日本一“熱い街”熊谷の社長日記

組織論の立場から企業の“あるべき”と“やってはいけない”を考える企業アナリスト~大関暁夫の言いっぱなしダイアリー~

「特別警報」発令!その時銀行は?

2013-09-18 | ニュース雑感
台風18号による被害の関連で先月30日の運用開始以降今回初めて出された「特別警報」に関して、さまざまな問題が取り上げられています。私は、過去の仕事のからみから思い当たるこの問題に関する懸念材料を提起しておきたいと思います。

「特別警報」は、「「警報」の発表基準をはるかに超える数十年に一度の大災害が起こると予想される場合に発表し、対象地域の住民の方々に対して最大限の警戒を呼びかけるもの」と規定され、気象庁が発表しそれを受けて都道府県から市町村への通知および市町村から住民・官公署に対する周知が義務づけられました。

主な周知ルートは以下の通りです。
1 気象庁 → 住民(報道機関の協力の下行う)
2 気象庁 → NHK
3 気象庁 → 都道府県、消防庁、NTT東日本・西日本(地震動以外)
4 気象庁 → 海上保安庁(地震動・噴火以外)
5 気象庁 → 警察庁(噴火・大津波のみ)
6 都道府県 → 関係市町村長
7 警察庁、消防庁、NTT東日本・西日本 → 関係市町村長
8 海上保安庁 → 航海中および入港中の船舶
9 NHK → 公衆
10 市町村長 → 住民・官公署

さて私が気になるのは、銀行の問題です。この周知ルートに銀行あるいは監督官庁である金融庁の記載がない点はいささか気になるのです。
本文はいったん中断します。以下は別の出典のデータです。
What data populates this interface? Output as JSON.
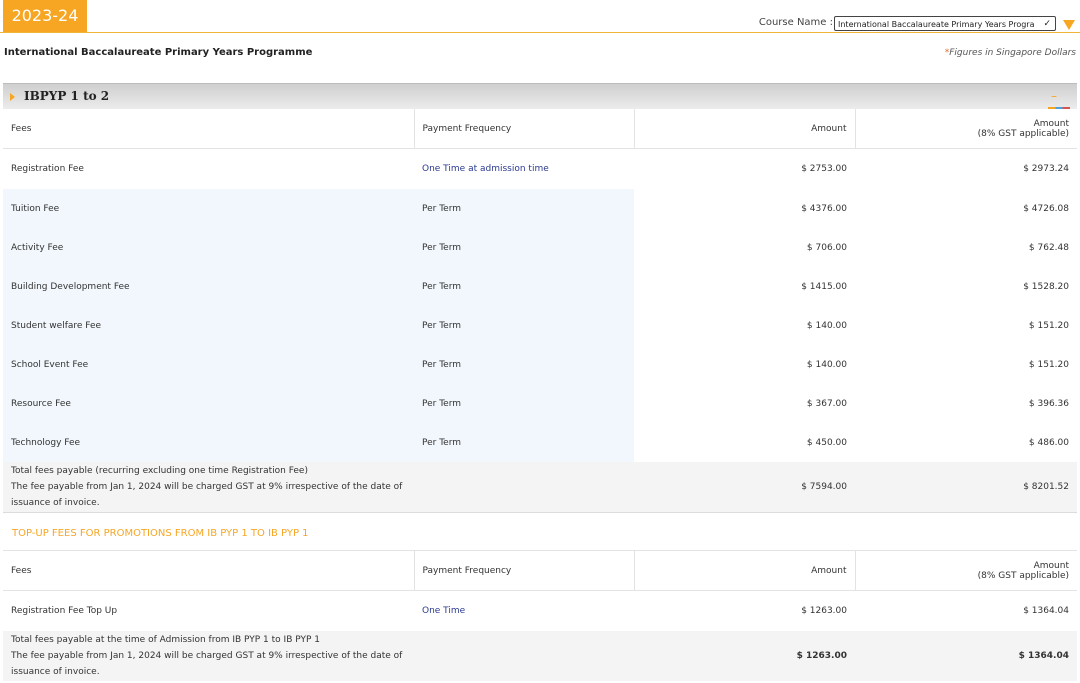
{
  "header": {
    "year": "2023-24",
    "course_label": "Course Name :",
    "course_value": "International Baccalaureate Primary Years Programme"
  },
  "programme_title": "International Baccalaureate Primary Years Programme",
  "currency_note": "Figures in Singapore Dollars",
  "section": {
    "title": "IBPYP 1 to 2",
    "collapse_symbol": "–"
  },
  "columns": {
    "fees": "Fees",
    "frequency": "Payment Frequency",
    "amount": "Amount",
    "amount_gst_line1": "Amount",
    "amount_gst_line2": "(8% GST applicable)"
  },
  "fees": [
    {
      "name": "Registration Fee",
      "frequency": "One Time at admission time",
      "amount": "$ 2753.00",
      "amount_gst": "$ 2973.24"
    },
    {
      "name": "Tuition Fee",
      "frequency": "Per Term",
      "amount": "$ 4376.00",
      "amount_gst": "$ 4726.08"
    },
    {
      "name": "Activity Fee",
      "frequency": "Per Term",
      "amount": "$ 706.00",
      "amount_gst": "$ 762.48"
    },
    {
      "name": "Building Development Fee",
      "frequency": "Per Term",
      "amount": "$ 1415.00",
      "amount_gst": "$ 1528.20"
    },
    {
      "name": "Student welfare Fee",
      "frequency": "Per Term",
      "amount": "$ 140.00",
      "amount_gst": "$ 151.20"
    },
    {
      "name": "School Event Fee",
      "frequency": "Per Term",
      "amount": "$ 140.00",
      "amount_gst": "$ 151.20"
    },
    {
      "name": "Resource Fee",
      "frequency": "Per Term",
      "amount": "$ 367.00",
      "amount_gst": "$ 396.36"
    },
    {
      "name": "Technology Fee",
      "frequency": "Per Term",
      "amount": "$ 450.00",
      "amount_gst": "$ 486.00"
    }
  ],
  "total": {
    "line1": "Total fees payable (recurring excluding one time Registration Fee)",
    "line2": "The fee payable from Jan 1, 2024 will be charged GST at 9% irrespective of the date of",
    "line3": "issuance of invoice.",
    "amount": "$ 7594.00",
    "amount_gst": "$ 8201.52"
  },
  "topup": {
    "title": "TOP-UP FEES FOR PROMOTIONS FROM IB PYP 1 TO IB PYP 1",
    "fees": [
      {
        "name": "Registration Fee Top Up",
        "frequency": "One Time",
        "amount": "$ 1263.00",
        "amount_gst": "$ 1364.04"
      }
    ],
    "total": {
      "line1": "Total fees payable at the time of Admission from IB PYP 1 to IB PYP 1",
      "line2": "The fee payable from Jan 1, 2024 will be charged GST at 9% irrespective of the date of",
      "line3": "issuance of invoice.",
      "amount": "$ 1263.00",
      "amount_gst": "$ 1364.04"
    }
  }
}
銀行は免許業務であるが故に監督官庁の認可なくしては営めない事業であり、届け出た営業日、営業時間は、その銀行の一存で事前承認なく変更することは認められません。例えば、銀行のある支店が改造工事などのために、やむを得ない事情が生じて営業時間を変更しなくてはならない場合でも、必ず事前に当局(金融庁)許可をとる必要があり、その許可は事前に利用者への周知徹底がなされ一切の混乱が発生する懸念がないことが前提条件になります(このような手続きを必要とする大義名分は「金融秩序の維持」であります)。

一方、5月に法制化され8月30日に運用スタートした「特別警報」ですが、この発令に伴い銀行が営業時間を急遽変更したり休業したりする可能性があると言う旨の通知は、私が取引する銀行からは今のところどこからも案内がありません。各銀行のホームページも見る限り本件に言及しているものは、見当たらないように思います。

なんでこんなことを申し上げるのかと言えば、とにかく銀行と言うところは融通のきかないお役所文化が服を着たみたいところでして、このままだと、例え「特別警報」が出されたとしても、津波のようなすぐに逃げないと明らかな危機が迫ってくるというような場合以外は、営業時間中に当局の許可なしで店のシャッターを下ろして営業を終了させるなどということがとてもできるとは思えないからです。

支店「大雨特別警報が出されたのですが…。店を閉めて避難してもよろしいでしょうか?」
本部「当局の許可なく営業時間中に店を閉めることはできませんから、今金融庁に確認しますのでそのまま支店で待機していてください」
支店「かしこまりました」

「特別警報」発令時のこんな会話が容易に想像できるところです。このようなやり取りがもし銀行の現場でおこなわれてしまうなら、せっかくの警報の発令により「命を守る行動」を求められていながら、役所的な対応に安全確保のチャンスを奪われてしまうかもしれません。そんなことあり得ないだろうと、思われるかもしれませんが、「特別警報」が超法規的行動まで容認されるものであるとでも事前アナウンスされていないなら、上記のようなやりとりは十分に考えうるのです。

たまたま台風18号の「特別警報」は銀行休業日であったから事なきを得ていますが、逆に言えば初めての「特別警報」発令が銀行休業日に出されたものであったからこそ、「特別警報」に対する銀行の現場対応という問題が、次に向けた改善策や教訓にならずに埋もれてしまうリスクを感じるわけです。金融当局ならびに、銀行関係者は早急にこの問題への具体的な対処を検討し利用者も含めたステークホルダー向けアナウンスをすることで、「特別警報」に対する銀行対応についての共通認識を早急に作り上げる必要を感じています。